I get 7.318859 msec, so around 1.3x times slower.

Example 2
benchmarking the sum function still yields different results for python and Pycall but way smaller :

def bench2(ar):                                                                                                   
    return sum(ar)                                                                                                                                                                                          
                                                                                                                 
def get_bench2_results(n):                                                                                        
    bs = []                                                                                                      
    random.seed(1)                                                                                               
    ar = [random.random() for _ in range(1,n)]                                                                   
    #get time in ns                                                                                              
    bs = timeit.timeit(f"bench2({ar})", globals=globals(), number=10_000)/10_000*1_000_000_000                    
    return bs  

for python I get get_bench2_results(100_000) = 1.714234 msec
and for PyCall mymodule.get_bench2_results(100_000) = 1.811019 msec
so around 1.1x slower for PyCall.

It looks like the first one had serious dynamic memory allocation and maybe this creates some overhead when the python process is running inside from Julia ?
Ofc I don’t think it’s even close to a serious problem but it kind of made me curious to know if there is inherently some performance bottleneck by using PyCall outside the conversion offset.

All of that is happening in Python either way, so I’d be surprised if there were any difference at all.

Did you run the benchmarks multiple times to see if it’s just random noise?

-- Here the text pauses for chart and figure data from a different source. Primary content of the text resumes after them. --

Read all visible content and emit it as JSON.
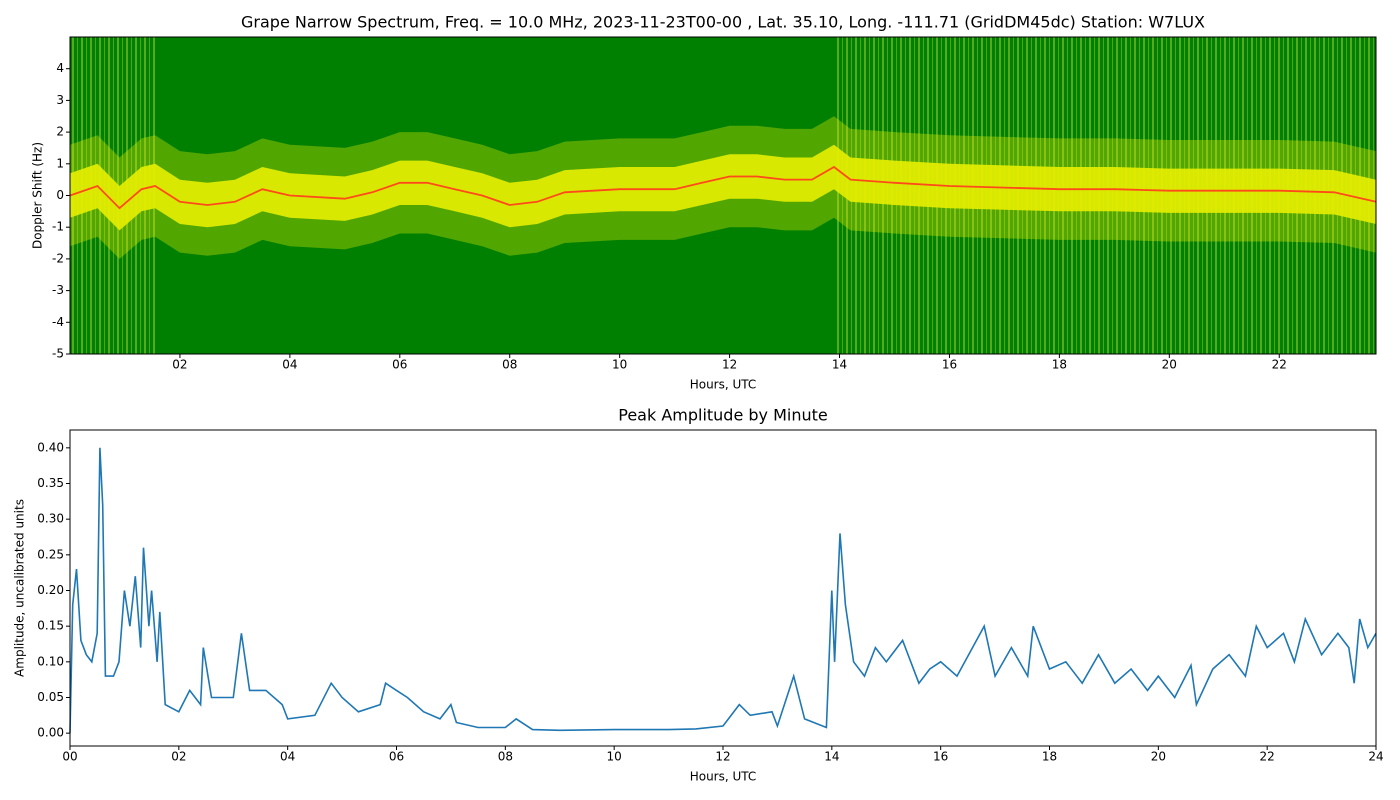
{
  "chart_data": [
    {
      "type": "spectrogram",
      "title": "Grape Narrow Spectrum, Freq. = 10.0 MHz, 2023-11-23T00-00 , Lat.  35.10, Long. -111.71 (GridDM45dc) Station: W7LUX",
      "xlabel": "Hours, UTC",
      "ylabel": "Doppler Shift (Hz)",
      "background_color": "#008000",
      "band_color": "#e8f000",
      "color": "#ff4a1a",
      "x": [
        0,
        0.5,
        0.9,
        1.3,
        1.55,
        2,
        2.5,
        3,
        3.5,
        4,
        5,
        5.5,
        6,
        6.5,
        7,
        7.5,
        8,
        8.5,
        9,
        10,
        11,
        11.5,
        12,
        12.5,
        13,
        13.5,
        13.9,
        14.2,
        15,
        16,
        17,
        18,
        19,
        20,
        21,
        22,
        23,
        23.76
      ],
      "values": [
        0,
        0.3,
        -0.4,
        0.2,
        0.3,
        -0.2,
        -0.3,
        -0.2,
        0.2,
        0,
        -0.1,
        0.1,
        0.4,
        0.4,
        0.2,
        0,
        -0.3,
        -0.2,
        0.1,
        0.2,
        0.2,
        0.4,
        0.6,
        0.6,
        0.5,
        0.5,
        0.9,
        0.5,
        0.4,
        0.3,
        0.25,
        0.2,
        0.2,
        0.15,
        0.15,
        0.15,
        0.1,
        -0.2
      ],
      "xlim": [
        0,
        23.76
      ],
      "ylim": [
        -5,
        5
      ],
      "xticks": [
        {
          "value": 2,
          "label": "02"
        },
        {
          "value": 4,
          "label": "04"
        },
        {
          "value": 6,
          "label": "06"
        },
        {
          "value": 8,
          "label": "08"
        },
        {
          "value": 10,
          "label": "10"
        },
        {
          "value": 12,
          "label": "12"
        },
        {
          "value": 14,
          "label": "14"
        },
        {
          "value": 16,
          "label": "16"
        },
        {
          "value": 18,
          "label": "18"
        },
        {
          "value": 20,
          "label": "20"
        },
        {
          "value": 22,
          "label": "22"
        }
      ],
      "yticks": [
        -5,
        -4,
        -3,
        -2,
        -1,
        0,
        1,
        2,
        3,
        4
      ]
    },
    {
      "type": "line",
      "title": "Peak Amplitude by Minute",
      "xlabel": "Hours, UTC",
      "ylabel": "Amplitude, uncalibrated units",
      "color": "#1f77b4",
      "x": [
        0,
        0.05,
        0.12,
        0.2,
        0.3,
        0.4,
        0.5,
        0.55,
        0.6,
        0.65,
        0.8,
        0.9,
        1.0,
        1.1,
        1.2,
        1.3,
        1.35,
        1.45,
        1.5,
        1.6,
        1.65,
        1.75,
        2.0,
        2.2,
        2.4,
        2.45,
        2.6,
        3.0,
        3.15,
        3.3,
        3.6,
        3.9,
        4.0,
        4.5,
        4.8,
        5.0,
        5.3,
        5.7,
        5.8,
        6.0,
        6.2,
        6.5,
        6.8,
        7.0,
        7.1,
        7.5,
        8.0,
        8.2,
        8.5,
        9,
        10,
        11,
        11.5,
        12,
        12.3,
        12.5,
        12.9,
        13.0,
        13.3,
        13.5,
        13.9,
        14.0,
        14.05,
        14.15,
        14.25,
        14.4,
        14.6,
        14.8,
        15.0,
        15.3,
        15.6,
        15.8,
        16.0,
        16.3,
        16.8,
        17.0,
        17.3,
        17.6,
        17.7,
        18.0,
        18.3,
        18.6,
        18.9,
        19.2,
        19.5,
        19.8,
        20.0,
        20.3,
        20.6,
        20.7,
        21.0,
        21.3,
        21.6,
        21.8,
        22.0,
        22.3,
        22.5,
        22.7,
        23.0,
        23.3,
        23.5,
        23.6,
        23.7,
        23.85,
        24.0
      ],
      "values": [
        0.0,
        0.18,
        0.23,
        0.13,
        0.11,
        0.1,
        0.14,
        0.4,
        0.32,
        0.08,
        0.08,
        0.1,
        0.2,
        0.15,
        0.22,
        0.12,
        0.26,
        0.15,
        0.2,
        0.1,
        0.17,
        0.04,
        0.03,
        0.06,
        0.04,
        0.12,
        0.05,
        0.05,
        0.14,
        0.06,
        0.06,
        0.04,
        0.02,
        0.025,
        0.07,
        0.05,
        0.03,
        0.04,
        0.07,
        0.06,
        0.05,
        0.03,
        0.02,
        0.04,
        0.015,
        0.008,
        0.008,
        0.02,
        0.005,
        0.004,
        0.005,
        0.005,
        0.006,
        0.01,
        0.04,
        0.025,
        0.03,
        0.01,
        0.08,
        0.02,
        0.008,
        0.2,
        0.1,
        0.28,
        0.18,
        0.1,
        0.08,
        0.12,
        0.1,
        0.13,
        0.07,
        0.09,
        0.1,
        0.08,
        0.15,
        0.08,
        0.12,
        0.08,
        0.15,
        0.09,
        0.1,
        0.07,
        0.11,
        0.07,
        0.09,
        0.06,
        0.08,
        0.05,
        0.095,
        0.04,
        0.09,
        0.11,
        0.08,
        0.15,
        0.12,
        0.14,
        0.1,
        0.16,
        0.11,
        0.14,
        0.12,
        0.07,
        0.16,
        0.12,
        0.14
      ],
      "xlim": [
        0,
        24
      ],
      "ylim": [
        -0.018,
        0.425
      ],
      "xticks": [
        {
          "value": 0,
          "label": "00"
        },
        {
          "value": 2,
          "label": "02"
        },
        {
          "value": 4,
          "label": "04"
        },
        {
          "value": 6,
          "label": "06"
        },
        {
          "value": 8,
          "label": "08"
        },
        {
          "value": 10,
          "label": "10"
        },
        {
          "value": 12,
          "label": "12"
        },
        {
          "value": 14,
          "label": "14"
        },
        {
          "value": 16,
          "label": "16"
        },
        {
          "value": 18,
          "label": "18"
        },
        {
          "value": 20,
          "label": "20"
        },
        {
          "value": 22,
          "label": "22"
        },
        {
          "value": 24,
          "label": "24"
        }
      ],
      "yticks": [
        {
          "value": 0,
          "label": "0.00"
        },
        0.05,
        {
          "value": 0.1,
          "label": "0.10"
        },
        0.15,
        {
          "value": 0.2,
          "label": "0.20"
        },
        0.25,
        {
          "value": 0.3,
          "label": "0.30"
        },
        0.35,
        {
          "value": 0.4,
          "label": "0.40"
        }
      ]
    }
  ]
}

Running the same benchmark twice can give very different answers if your OS decides to do some background task (like updates or AV scanning).

Also check that PyCall is using the same Python interpreter as you are testing with.

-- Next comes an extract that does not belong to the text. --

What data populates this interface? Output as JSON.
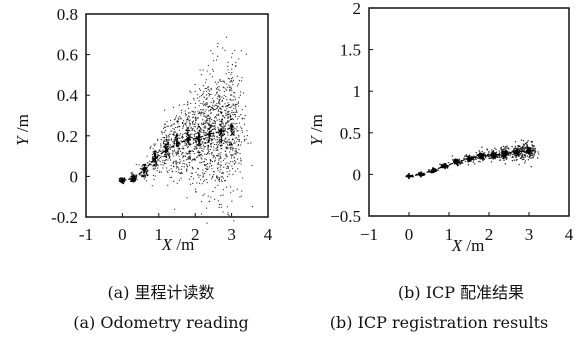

Well I specified number=10_000 so it’s an average among 10,000 iterations.
Especially the first bench (appending to a list) I run it multiple times yes (although not somehow sophisticated rather just manually) and it was always this very little bit slower than running it directly with python.

In particular, PyCall.python will tell you which Python it corresponds to.

Yes, both use /bin/python3.
Can someone else reproduce my example results ?

With Python 3.7.11 on my laptop, I get in python:

>>> benches.get_bench_results(100_000)
8814138.673000002

and in julia:

julia> mymodule.get_bench_results(100_000)
8.997317473499993e6

which is within 2%.

1 Like

hmm.I just cheked in another machine with python 3.8.10, Julia 1.7.0-beta3, and PyCall v1.92.5.

For python

>>> benches.get_bench_results(100_000)
7073032.0084000025

and julia

>>> mymodule.get_bench_results(100_000)
9.398170638599994e6

which is around 32%

I also checked for Julia 1.6.1 and the results are the same.
Tests done on ubuntu 20 and debian 11.

This is disturbingly weird. :confused:

I wonder if python is linked with a different libc or something than julia, so that e.g. julia has a different memory allocator (malloc etcetera) that is affecting libpython when you are running it within Julia? (Your benchmark is mostly testing memory allocation and garbage collection.)

Do you know a way to check something like this ?

Perhaps @giordano 's DependencyWalker.jl may help?

You can just run ldd on julia and python3 to see what they link.